L’innovazione accelera a ritmo continuo, generando quella che potremmo definire quasi una “continuous creative destruction”. Lanciare un nuovo prodotto oggi, in un mercato immaturo, comporta una crescente quantità di rischi. C’è sempre il rischio che l’arrivo di una nuova tecnologia orienti il mercato in una direzione diversa rispetto a quella prevista. I prodotti devono essere progettati tenendo conto dei cambiamenti del mercato e prevedendo la capacità di adattarsi ad essi, evitando il rischio di una obsolescenza rapida e accelerata.
Quali sono oggi le vere sfide del design applicato alla robotica?
I robot, e più in generale il mondo dell'automazione sono abbastanza saturi, e la tecnologia è limitata agli inizi. Nel campo industriale i robot devono essere integrati in un ambiente ancora troppo poco strutturato da un punto di vista digitale, e questo costituisce una sfida senza precedenti. La vera sfida, però, è trovare un equilibrio tra ciò che il robot può fare e il valore che può fornire per giustificare la sua esistenza. Gli esseri umani sono altamente adattabili, ma come si può progettare l'adattabilità per un robot? E, soprattutto, come possiamo far sì che la tecnologia possa essere “empatica”? Il robot intelligente del futuro dovrà essere sempre più “empatico”, ossia dovrà imparare a riconoscere un problema o una sfida, prima che su questo venga istruito da un essere umano.
In Design Group Italia dal 2003, Peter Newbould usa le sue capacità analitiche, tecniche e le sue visioni innovative combinandole in un approccio human- centred verso lo sviluppo l’eccellenza dei servizi.
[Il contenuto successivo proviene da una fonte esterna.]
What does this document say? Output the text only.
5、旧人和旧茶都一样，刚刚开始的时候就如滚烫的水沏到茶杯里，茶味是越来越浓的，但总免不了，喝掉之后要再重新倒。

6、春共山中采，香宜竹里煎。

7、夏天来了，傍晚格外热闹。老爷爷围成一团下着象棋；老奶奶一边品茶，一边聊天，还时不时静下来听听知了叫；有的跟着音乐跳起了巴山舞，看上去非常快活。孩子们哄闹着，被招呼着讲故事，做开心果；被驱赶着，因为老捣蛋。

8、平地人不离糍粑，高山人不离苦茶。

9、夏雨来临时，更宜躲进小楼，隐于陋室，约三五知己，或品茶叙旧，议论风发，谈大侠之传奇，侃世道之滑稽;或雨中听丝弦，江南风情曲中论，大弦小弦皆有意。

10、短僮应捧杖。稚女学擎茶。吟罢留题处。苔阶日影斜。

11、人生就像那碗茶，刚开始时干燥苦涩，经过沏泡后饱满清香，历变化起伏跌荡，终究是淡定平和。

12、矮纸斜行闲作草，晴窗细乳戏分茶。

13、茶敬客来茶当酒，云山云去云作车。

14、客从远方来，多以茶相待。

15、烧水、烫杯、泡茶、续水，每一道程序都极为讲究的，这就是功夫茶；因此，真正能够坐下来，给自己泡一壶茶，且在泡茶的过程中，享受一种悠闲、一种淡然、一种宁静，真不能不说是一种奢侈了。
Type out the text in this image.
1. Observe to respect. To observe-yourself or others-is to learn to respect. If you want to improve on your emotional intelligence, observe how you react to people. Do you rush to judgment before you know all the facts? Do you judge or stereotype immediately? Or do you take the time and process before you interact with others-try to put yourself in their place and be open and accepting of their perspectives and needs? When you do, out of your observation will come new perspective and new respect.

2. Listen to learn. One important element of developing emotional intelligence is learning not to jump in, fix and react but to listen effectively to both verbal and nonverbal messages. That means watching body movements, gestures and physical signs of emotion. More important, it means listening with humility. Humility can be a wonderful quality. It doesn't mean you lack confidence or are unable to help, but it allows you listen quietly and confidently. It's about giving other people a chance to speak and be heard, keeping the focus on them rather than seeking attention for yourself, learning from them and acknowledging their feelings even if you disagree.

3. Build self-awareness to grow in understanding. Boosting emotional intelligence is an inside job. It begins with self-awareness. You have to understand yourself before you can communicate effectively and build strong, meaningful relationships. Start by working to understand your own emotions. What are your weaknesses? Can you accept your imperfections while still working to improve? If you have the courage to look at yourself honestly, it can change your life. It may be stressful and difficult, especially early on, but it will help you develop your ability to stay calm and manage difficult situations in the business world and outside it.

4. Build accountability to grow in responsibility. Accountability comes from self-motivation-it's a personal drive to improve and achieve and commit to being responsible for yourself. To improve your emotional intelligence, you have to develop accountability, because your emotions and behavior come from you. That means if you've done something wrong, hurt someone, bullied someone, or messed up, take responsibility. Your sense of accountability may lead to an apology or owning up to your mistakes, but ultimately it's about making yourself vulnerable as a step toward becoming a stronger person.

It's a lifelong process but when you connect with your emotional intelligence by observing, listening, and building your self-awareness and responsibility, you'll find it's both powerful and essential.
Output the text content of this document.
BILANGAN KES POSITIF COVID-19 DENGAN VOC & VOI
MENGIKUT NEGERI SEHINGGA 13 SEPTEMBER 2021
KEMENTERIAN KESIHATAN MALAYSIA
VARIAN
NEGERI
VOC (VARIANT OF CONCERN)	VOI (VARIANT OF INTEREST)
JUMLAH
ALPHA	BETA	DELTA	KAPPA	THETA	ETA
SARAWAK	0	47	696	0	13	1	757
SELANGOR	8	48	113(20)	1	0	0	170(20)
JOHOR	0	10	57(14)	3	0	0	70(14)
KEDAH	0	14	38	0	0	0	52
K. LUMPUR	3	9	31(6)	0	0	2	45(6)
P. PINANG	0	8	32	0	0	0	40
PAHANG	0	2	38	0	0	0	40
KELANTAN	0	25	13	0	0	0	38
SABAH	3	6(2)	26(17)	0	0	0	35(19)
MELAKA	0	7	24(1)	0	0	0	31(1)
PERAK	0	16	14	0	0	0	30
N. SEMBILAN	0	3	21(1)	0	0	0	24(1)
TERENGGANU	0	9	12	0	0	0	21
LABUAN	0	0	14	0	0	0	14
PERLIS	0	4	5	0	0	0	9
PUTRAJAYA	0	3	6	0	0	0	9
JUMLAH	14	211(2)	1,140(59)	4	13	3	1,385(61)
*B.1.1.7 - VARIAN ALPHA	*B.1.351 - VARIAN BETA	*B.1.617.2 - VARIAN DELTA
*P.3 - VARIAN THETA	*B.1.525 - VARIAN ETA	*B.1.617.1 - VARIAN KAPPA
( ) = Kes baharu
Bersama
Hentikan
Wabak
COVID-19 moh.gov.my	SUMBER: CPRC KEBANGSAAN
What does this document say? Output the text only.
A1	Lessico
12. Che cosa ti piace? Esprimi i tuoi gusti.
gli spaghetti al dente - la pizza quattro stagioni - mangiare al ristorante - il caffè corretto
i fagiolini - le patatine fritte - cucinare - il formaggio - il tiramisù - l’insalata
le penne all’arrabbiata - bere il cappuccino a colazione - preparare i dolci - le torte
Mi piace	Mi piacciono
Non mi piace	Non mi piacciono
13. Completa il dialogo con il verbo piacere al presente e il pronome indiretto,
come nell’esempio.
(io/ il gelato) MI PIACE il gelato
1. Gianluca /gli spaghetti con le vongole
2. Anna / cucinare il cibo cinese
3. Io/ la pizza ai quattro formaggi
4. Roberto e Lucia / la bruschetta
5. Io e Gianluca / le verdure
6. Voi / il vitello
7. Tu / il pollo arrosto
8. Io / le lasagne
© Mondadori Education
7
Ha seguito aziende del calibro di PepsiCo, ABB, Unilever, 3M e Janssen nei loro processi di digital transformation e nella transizione del business di prodotto a quello dei a servizi. Ha studiato Ingegneria Meccanica e Management all’Università di Birmingham, Industrial Design Engineering al Royal College of Art di Londra e ha conseguito il Global Executive MBA SDA Bocconi di Milano.